General Information Of Bali Part II


Considering the huge influence and power of Islam at the time, it is worth pondering why and how Bali still remained strongly Hindu and Buddhist. Batu Renggong, also known as Dewa Agung, means great god, became king in 1550, and this title became hereditary through the succeeding generations of the kingdom of Gelgel, and later Klungkung, until the twentieth century. Bali reached the pinnacle of its Golden Era under the reign of the Batu Renggong, the great god ruler.
Bali's decline started when Batu Renggong's grandson, DI Made bekung, lost Blambangan, Lombok and Sumbawa. DI Made Bekung's chief minister, Gusti Agung Maruti, even tually rebelled and reigned from 1650 till 1686, when he in turn was killed by DI Made Bekung's son, Dewa Agung Jambe, who then moved the court to Klungkung, and named his new palace the Semarapura, Abode of the God of Love.

Agriculture was once Bali's main economic drive but tourism is now the largest income source per capita. The locals still grow rice for personal consumption; however, their main sources of agricultureal income are coconuts for copra and the sale of cattle and pigs. Coffee and tobacco are also sold to wholesalers for export. 

Bali is part of the Republic of Indonesia, and lies only about 8 degrees south of the equator, in the Indian Ocean, to the east of Java and North-West of Australia. Bali is in the Central Indonesia Standard Time zone, and is GMT plus 8 hours. Measuring only 140 km by 80 km (area 5620 sq. km), the island is dominated by a series of towering volcanoes that range its entire width. The tallest is Gunung (Mount) Agung (over 3000m), where the Besakih Temple - revered as the holy "Mother Temple" - is built.

With 4 million people, Bali is a very densely populated island. The population is almost all Indonesian, with the usual small Chinese contingent in the big towns, a sprinkling of Indian merchants, plus a number of more or less permanent visitors amongst the Westerners in Bali. The Balinese, like most Indonesians, speak a local language (bahasa daerah) as their first tongue, but the official national language, Indonesian (locally called Bahasa Indonesia or simply Bahasa, meaning language) is almost universally taught in schools and is spoken by nearly every Indonesian. Originally a lingua franca for most of the region, including present-day Malaysia (and thus closely related to Malay), it was accepted by the Dutch as the de facto language for the colony and declared the official language after independence.

The Balinese are Hindu yet their religion is very difrenet from that of the Indian variety. They do have a caste system, but there are no untouchables and occupation is not governed by caste.

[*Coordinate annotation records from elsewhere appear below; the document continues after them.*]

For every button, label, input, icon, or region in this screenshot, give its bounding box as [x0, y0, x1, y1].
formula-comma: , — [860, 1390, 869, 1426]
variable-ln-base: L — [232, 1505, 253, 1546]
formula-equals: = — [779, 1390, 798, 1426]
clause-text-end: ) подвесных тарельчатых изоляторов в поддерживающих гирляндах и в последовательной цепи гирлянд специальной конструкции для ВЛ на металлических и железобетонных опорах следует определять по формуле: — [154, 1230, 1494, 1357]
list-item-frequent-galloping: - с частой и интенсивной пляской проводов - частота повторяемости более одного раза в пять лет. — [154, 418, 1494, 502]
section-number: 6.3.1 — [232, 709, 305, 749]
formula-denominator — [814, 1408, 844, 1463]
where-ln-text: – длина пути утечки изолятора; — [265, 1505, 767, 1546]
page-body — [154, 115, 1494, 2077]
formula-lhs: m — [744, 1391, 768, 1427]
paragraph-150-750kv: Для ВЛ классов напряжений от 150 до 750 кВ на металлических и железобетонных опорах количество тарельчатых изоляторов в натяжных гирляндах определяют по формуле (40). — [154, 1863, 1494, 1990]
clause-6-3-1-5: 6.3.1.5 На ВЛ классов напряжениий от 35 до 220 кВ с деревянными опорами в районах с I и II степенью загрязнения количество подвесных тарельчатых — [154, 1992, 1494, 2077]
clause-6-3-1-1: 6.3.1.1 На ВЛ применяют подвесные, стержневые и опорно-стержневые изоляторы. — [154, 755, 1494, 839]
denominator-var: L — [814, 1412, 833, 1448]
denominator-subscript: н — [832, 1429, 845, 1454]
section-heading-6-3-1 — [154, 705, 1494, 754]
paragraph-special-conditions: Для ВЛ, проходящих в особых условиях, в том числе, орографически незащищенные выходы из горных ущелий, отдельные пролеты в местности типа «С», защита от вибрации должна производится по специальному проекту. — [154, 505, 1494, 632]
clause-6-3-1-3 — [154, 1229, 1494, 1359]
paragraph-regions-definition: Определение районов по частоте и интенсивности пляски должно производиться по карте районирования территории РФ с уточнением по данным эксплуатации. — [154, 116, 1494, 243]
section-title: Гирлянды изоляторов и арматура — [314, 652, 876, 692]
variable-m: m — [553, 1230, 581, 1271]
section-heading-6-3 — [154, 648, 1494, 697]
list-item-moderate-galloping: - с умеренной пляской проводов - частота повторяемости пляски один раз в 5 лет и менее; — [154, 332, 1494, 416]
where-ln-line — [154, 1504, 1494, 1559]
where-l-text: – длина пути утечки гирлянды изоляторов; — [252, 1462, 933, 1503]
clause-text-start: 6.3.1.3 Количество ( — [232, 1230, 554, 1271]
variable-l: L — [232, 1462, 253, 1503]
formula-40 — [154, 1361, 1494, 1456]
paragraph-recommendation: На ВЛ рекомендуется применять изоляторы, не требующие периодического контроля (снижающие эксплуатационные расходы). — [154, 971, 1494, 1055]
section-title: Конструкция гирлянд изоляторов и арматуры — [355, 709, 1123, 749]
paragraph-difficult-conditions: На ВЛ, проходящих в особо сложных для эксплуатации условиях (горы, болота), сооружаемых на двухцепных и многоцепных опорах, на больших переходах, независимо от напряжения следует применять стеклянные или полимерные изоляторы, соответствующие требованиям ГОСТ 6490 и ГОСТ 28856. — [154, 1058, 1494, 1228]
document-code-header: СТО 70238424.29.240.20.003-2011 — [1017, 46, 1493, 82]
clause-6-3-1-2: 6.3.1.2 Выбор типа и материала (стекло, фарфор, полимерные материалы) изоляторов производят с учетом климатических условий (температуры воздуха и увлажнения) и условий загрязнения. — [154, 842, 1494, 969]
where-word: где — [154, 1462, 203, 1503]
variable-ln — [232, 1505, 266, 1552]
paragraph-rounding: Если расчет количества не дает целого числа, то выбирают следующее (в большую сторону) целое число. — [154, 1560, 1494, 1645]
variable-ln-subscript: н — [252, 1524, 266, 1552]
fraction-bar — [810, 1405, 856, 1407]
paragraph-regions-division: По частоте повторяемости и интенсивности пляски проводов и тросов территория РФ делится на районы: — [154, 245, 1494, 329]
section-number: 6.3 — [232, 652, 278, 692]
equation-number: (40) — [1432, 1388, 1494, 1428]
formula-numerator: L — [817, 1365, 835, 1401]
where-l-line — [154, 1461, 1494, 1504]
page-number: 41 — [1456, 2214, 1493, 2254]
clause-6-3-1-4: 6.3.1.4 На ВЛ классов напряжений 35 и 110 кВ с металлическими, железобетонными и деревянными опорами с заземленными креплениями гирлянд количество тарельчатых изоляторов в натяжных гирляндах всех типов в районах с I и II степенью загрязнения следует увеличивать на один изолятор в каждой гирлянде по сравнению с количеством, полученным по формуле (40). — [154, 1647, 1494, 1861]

In fact, the only thing that reflects the caste system is the language which has three tiers; 95% of all the Balinese are Hindu Dharma, and speak low or everyday Balinese with each other, Middle Balinese is used for talking to strangers, at formal occasions and to people of the higher Ksatria caste, High Balinese is used when talking to the highest class, the Brahmana, or to a pedanda (priest). It may sound complicated, but most of the words at the low and medium levels are the same, whereas High Balinese is a mixture of Middle Balinese and Kawi, the ancient Javanese language.